This phylum of player also exists in soccer. There are guys, usually attacking midfielders and wingers, who love bashing balls from dozens of yards away from goal in an effort to recreate the memory of the last time one of those shots went in and they were able to fly around the pitch screaming their brains out because Holy shit, did you see what I just did?!?

The particulars of the two sports make it so the phenomenon is a little different in soccer, though. Since shots are so much less frequent in soccer than basketball, the timespan of a player’s heat check mode lasts a lot longer. A single bomb from deep that finds the back of the net can be enough to embolden a player to keep trying those kinds of low-percentage shots for months. Hell, Cheick Tioté still takes pot shots from 30 yards out because of that one banger he volleyed in against Arsenal five years ago—which remains the only goal he’s ever scored for Newcastle.


The memory of one golazo can blot out the scores of missed shots from similar distances taken since then. In the worst offenders, this means you can almost see their minds drifting back to that moment of glory each time they enter the final third, searching for that tiniest wedge of space to boot off another shot that has only the slightest chance of beating the keeper.

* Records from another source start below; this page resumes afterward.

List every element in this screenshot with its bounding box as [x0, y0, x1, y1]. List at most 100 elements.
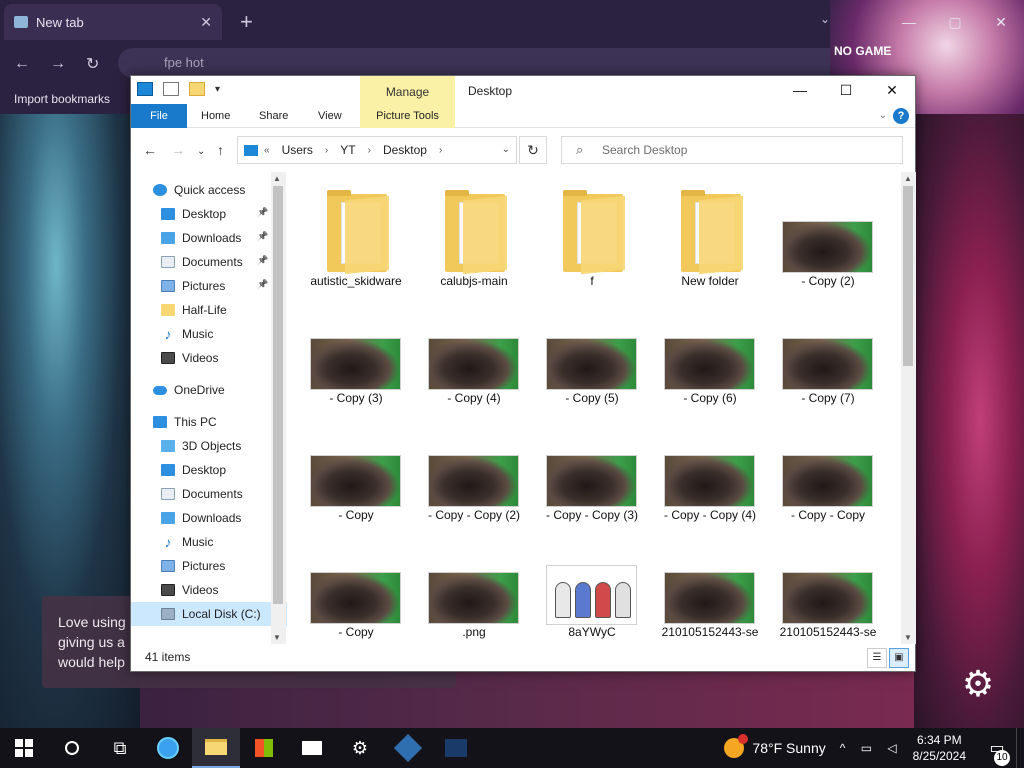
show-desktop-button[interactable] [1016, 728, 1024, 768]
properties-icon[interactable] [163, 82, 179, 96]
this-pc-icon[interactable] [137, 82, 153, 96]
nav-item[interactable]: Documents [131, 482, 287, 506]
nav-item[interactable]: ♪ Music [131, 530, 287, 554]
import-bookmarks-link[interactable]: Import bookmarks [14, 92, 110, 106]
browser-minimize-button[interactable]: — [886, 0, 932, 44]
new-tab-button[interactable]: + [240, 9, 253, 35]
file-item[interactable]: 8aYWyC [533, 531, 651, 643]
browser-back-icon[interactable]: ← [14, 55, 50, 73]
taskbar-app-3d[interactable] [384, 728, 432, 768]
large-icons-view-icon[interactable]: ▣ [889, 648, 909, 668]
address-bar[interactable]: « Users › YT › Desktop › ⌄ [237, 136, 517, 164]
tab-view[interactable]: View [318, 104, 342, 128]
weather-widget[interactable]: 78°F Sunny [752, 740, 825, 756]
explorer-titlebar[interactable]: ▾ Manage Desktop — ☐ ✕ [131, 76, 915, 104]
nav-item[interactable]: OneDrive [131, 378, 287, 402]
taskbar-app-store[interactable] [240, 728, 288, 768]
scroll-down-icon[interactable]: ▼ [273, 633, 281, 642]
taskbar-app-edge[interactable] [144, 728, 192, 768]
nav-item[interactable]: Pictures [131, 554, 287, 578]
folder-item[interactable]: f [533, 180, 651, 292]
clock[interactable]: 6:34 PM 8/25/2024 [913, 732, 966, 764]
breadcrumb-sep[interactable]: › [325, 145, 328, 156]
file-item[interactable]: - Copy (4) [415, 297, 533, 409]
browser-close-button[interactable]: ✕ [978, 0, 1024, 44]
nav-item[interactable]: 3D Objects [131, 434, 287, 458]
file-item[interactable]: .png [415, 531, 533, 643]
start-button[interactable] [0, 728, 48, 768]
file-item[interactable]: - Copy [297, 414, 415, 526]
search-input[interactable]: ⌕ Search Desktop [561, 136, 903, 164]
file-item[interactable]: 210105152443-se [769, 531, 887, 643]
file-item[interactable]: - Copy - Copy [769, 414, 887, 526]
forward-button[interactable]: → [171, 142, 185, 158]
breadcrumb-users[interactable]: Users [282, 143, 313, 157]
taskbar-app-settings[interactable]: ⚙ [336, 728, 384, 768]
customize-qat-icon[interactable]: ▾ [215, 84, 220, 95]
new-folder-icon[interactable] [189, 82, 205, 96]
file-item[interactable]: - Copy (6) [651, 297, 769, 409]
maximize-button[interactable]: ☐ [823, 76, 869, 104]
close-button[interactable]: ✕ [869, 76, 915, 104]
browser-forward-icon[interactable]: → [50, 55, 86, 73]
nav-item[interactable]: Downloads 📌 [131, 226, 287, 250]
tab-home[interactable]: Home [201, 104, 230, 128]
folder-item[interactable]: calubjs-main [415, 180, 533, 292]
taskbar-app-blank[interactable] [432, 728, 480, 768]
breadcrumb-desktop[interactable]: Desktop [383, 143, 427, 157]
scroll-down-icon[interactable]: ▼ [904, 633, 912, 642]
nav-item[interactable]: Half-Life [131, 298, 287, 322]
file-item[interactable]: - Copy - Copy (2) [415, 414, 533, 526]
browser-tab[interactable]: New tab ✕ [4, 4, 222, 40]
nav-item[interactable]: Quick access [131, 178, 287, 202]
cortana-button[interactable] [48, 728, 96, 768]
manage-context-tab[interactable]: Manage [360, 76, 455, 104]
content-scroll-thumb[interactable] [903, 186, 913, 366]
help-icon[interactable]: ? [893, 108, 909, 124]
nav-item[interactable]: Videos [131, 346, 287, 370]
nav-item[interactable]: Desktop [131, 458, 287, 482]
breadcrumb-sep[interactable]: › [439, 145, 442, 156]
content-scrollbar[interactable]: ▲ ▼ [901, 172, 916, 644]
file-item[interactable]: - Copy (3) [297, 297, 415, 409]
folder-item[interactable]: New folder [651, 180, 769, 292]
file-item[interactable]: - Copy - Copy (3) [533, 414, 651, 526]
nav-item[interactable]: Documents 📌 [131, 250, 287, 274]
back-button[interactable]: ← [143, 142, 157, 158]
weather-sun-icon[interactable] [724, 734, 749, 758]
nav-item[interactable]: Desktop 📌 [131, 202, 287, 226]
nav-item[interactable]: ♪ Music [131, 322, 287, 346]
tab-picture-tools[interactable]: Picture Tools [360, 104, 455, 128]
minimize-button[interactable]: — [777, 76, 823, 104]
browser-maximize-button[interactable]: ▢ [932, 0, 978, 44]
nav-scrollbar[interactable]: ▲ ▼ [271, 172, 286, 644]
nav-item[interactable]: Local Disk (C:) [131, 602, 287, 626]
browser-reload-icon[interactable]: ↻ [86, 54, 122, 74]
nav-item[interactable]: Videos [131, 578, 287, 602]
tray-icons[interactable]: ^ ▭ ◁ [840, 741, 903, 755]
tab-close-icon[interactable]: ✕ [200, 14, 212, 31]
recent-locations-button[interactable]: ⌄ [197, 146, 205, 157]
tab-file[interactable]: File [131, 104, 187, 128]
file-item[interactable]: 210105152443-se [651, 531, 769, 643]
breadcrumb-sep[interactable]: › [368, 145, 371, 156]
task-view-button[interactable]: ⧉ [96, 728, 144, 768]
scroll-up-icon[interactable]: ▲ [904, 174, 912, 183]
nav-item[interactable]: Pictures 📌 [131, 274, 287, 298]
address-dropdown-icon[interactable]: ⌄ [502, 144, 510, 155]
settings-gear-icon[interactable]: ⚙ [960, 666, 996, 702]
file-item[interactable]: - Copy (2) [769, 180, 887, 292]
folder-item[interactable]: autistic_skidware [297, 180, 415, 292]
expand-ribbon-icon[interactable]: ⌄ [879, 110, 887, 121]
breadcrumb-overflow[interactable]: « [264, 145, 270, 156]
file-item[interactable]: - Copy (7) [769, 297, 887, 409]
omnibox[interactable]: fpe hot [118, 48, 898, 78]
nav-item[interactable]: Downloads [131, 506, 287, 530]
nav-scroll-thumb[interactable] [273, 186, 283, 604]
refresh-button[interactable]: ↻ [519, 136, 547, 164]
file-item[interactable]: - Copy - Copy (4) [651, 414, 769, 526]
scroll-up-icon[interactable]: ▲ [273, 174, 281, 183]
taskbar-app-explorer[interactable] [192, 728, 240, 768]
file-item[interactable]: - Copy [297, 531, 415, 643]
file-item[interactable]: - Copy (5) [533, 297, 651, 409]
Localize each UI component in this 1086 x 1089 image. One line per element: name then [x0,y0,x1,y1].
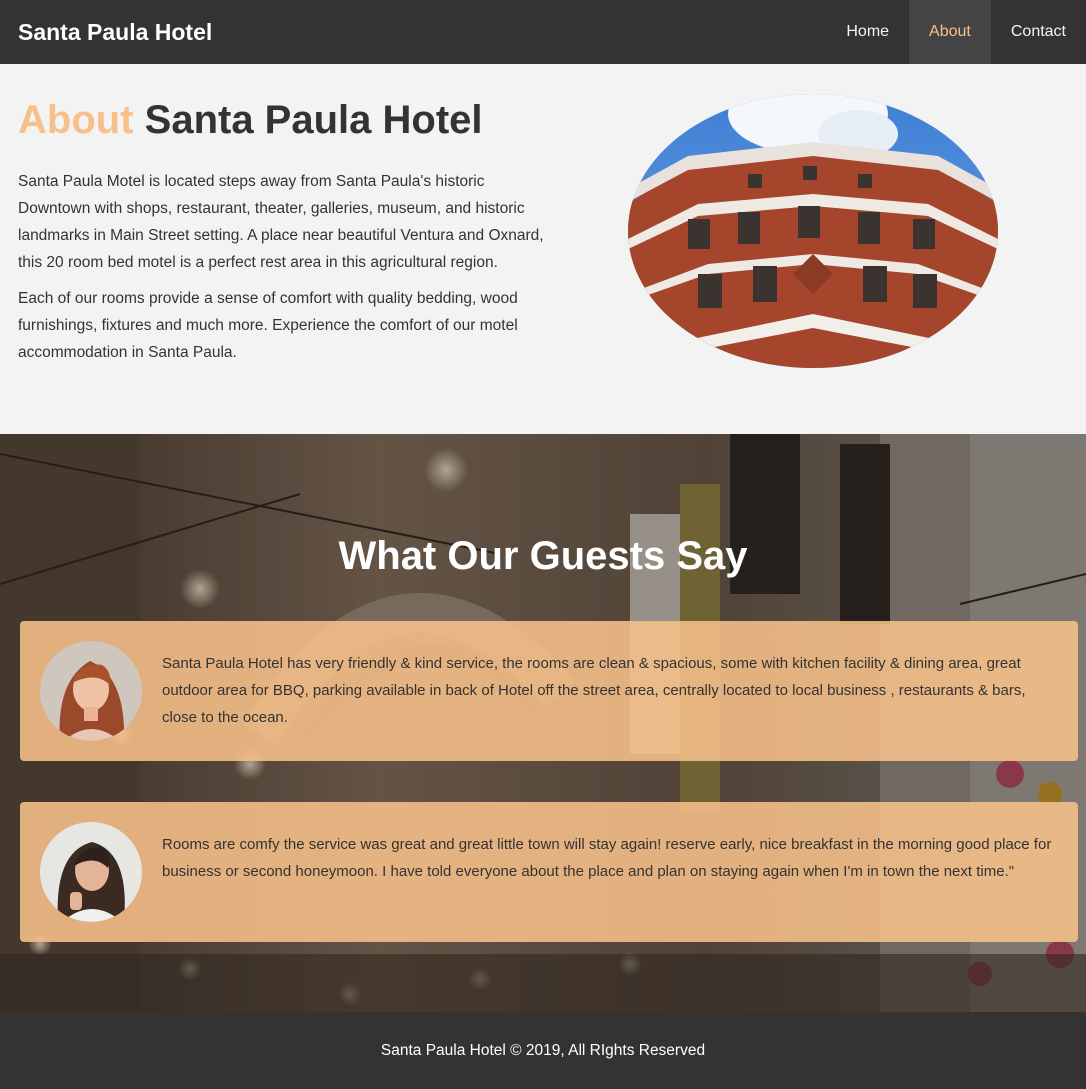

Philippe Coutinho is this worst offender—though perhaps “worst” is a little strong. As any of his annual highlight reels will show you, he is pretty damn good at those outside-the-box curlers that fly into the net, and he scores a few of them every season. Because he’s a little jitterbug of a player so adept at skittering into dangerous spaces near goal, and because he’s so good at making something happen when he gets there, Coutinho often finds the ball at his feet within scoring distance. It’s no wonder then why he shoots so much from there.

The only thing is, being good at the kinds of speculative long shots Coutinho loves taking is a little like an NBA player being good at half-court shots. I’m sure Stephen Curry could hit those at a much better clip than anyone else in the league, but that would still make them terribly inefficient shots that he could improve just by jogging forward a few paces and getting a better one. The point being, almost every single time Coutinho shoots from distance, even though three or four of them will go in over the span of any given season, he’d be much more effective if he kept the ball on his foot and waited to create a better, closer look for himself or a teammate.

This all makes watching Coutinho funny in an odd sort of way. On one hand, it’s always cool seeing him uncork a handful of the many, many shots he takes every game (he was once again Liverpool’s most prolific shooter this past season, taking 4.3 pops per game—almost an entire shot more than Daniel Sturridge, the Liverpool striker who scores all the time) and tracking them as they bend towards goal. On the other, you know that if he’d only tamp down on his heat-check impulse a tad, he’d almost certainly be a much better player. Weirder still is the experience of watching one of his long blasts actually hit the net, sitting there in wonder at its wobbling flight path, then thinking to yourself Damn, this means he’s going to stay in green light mode for the rest of the year, huh?


Which brings us to last night. Did you watch Brazil do a Germany to Haiti? If you did, you’ve already seen the three goals Coutinho contributed to his country’s 7-1 demolition job. If not, the first of his hat trick goals...

...and the third...

...should make clear what all of this is about.

In Coutinho’s defense, neither of the decisions to shoot these were all that bad. For the first one, he’s pretty well covered by three Haitian defenders; he could’ve either shot when he did, kept moving with the ball and gotten it tackled away, or passed to someone who wasn’t in as good of position as he already was. Shooting there was fine, and it certainly worked out. The goal in the second video was deep into stoppage time and basically the last kick the ball in a match that was already over. No harm in trying his luck from there, and it again proved to be the right decision.


Remember, though: these will probably be the only two belters of this kind Coutinho will score this tournament. But when you see him cranking out similar shots from nigh-impossible angles as the Copa América progresses, and when he’s still doing so during an October away trip to Watford, you’ll know that each time he pulls his foot back and prepares to swing his laces through the ball he’s thinking of tonight, perfectly confident that the next shot will be the one to validate all the others.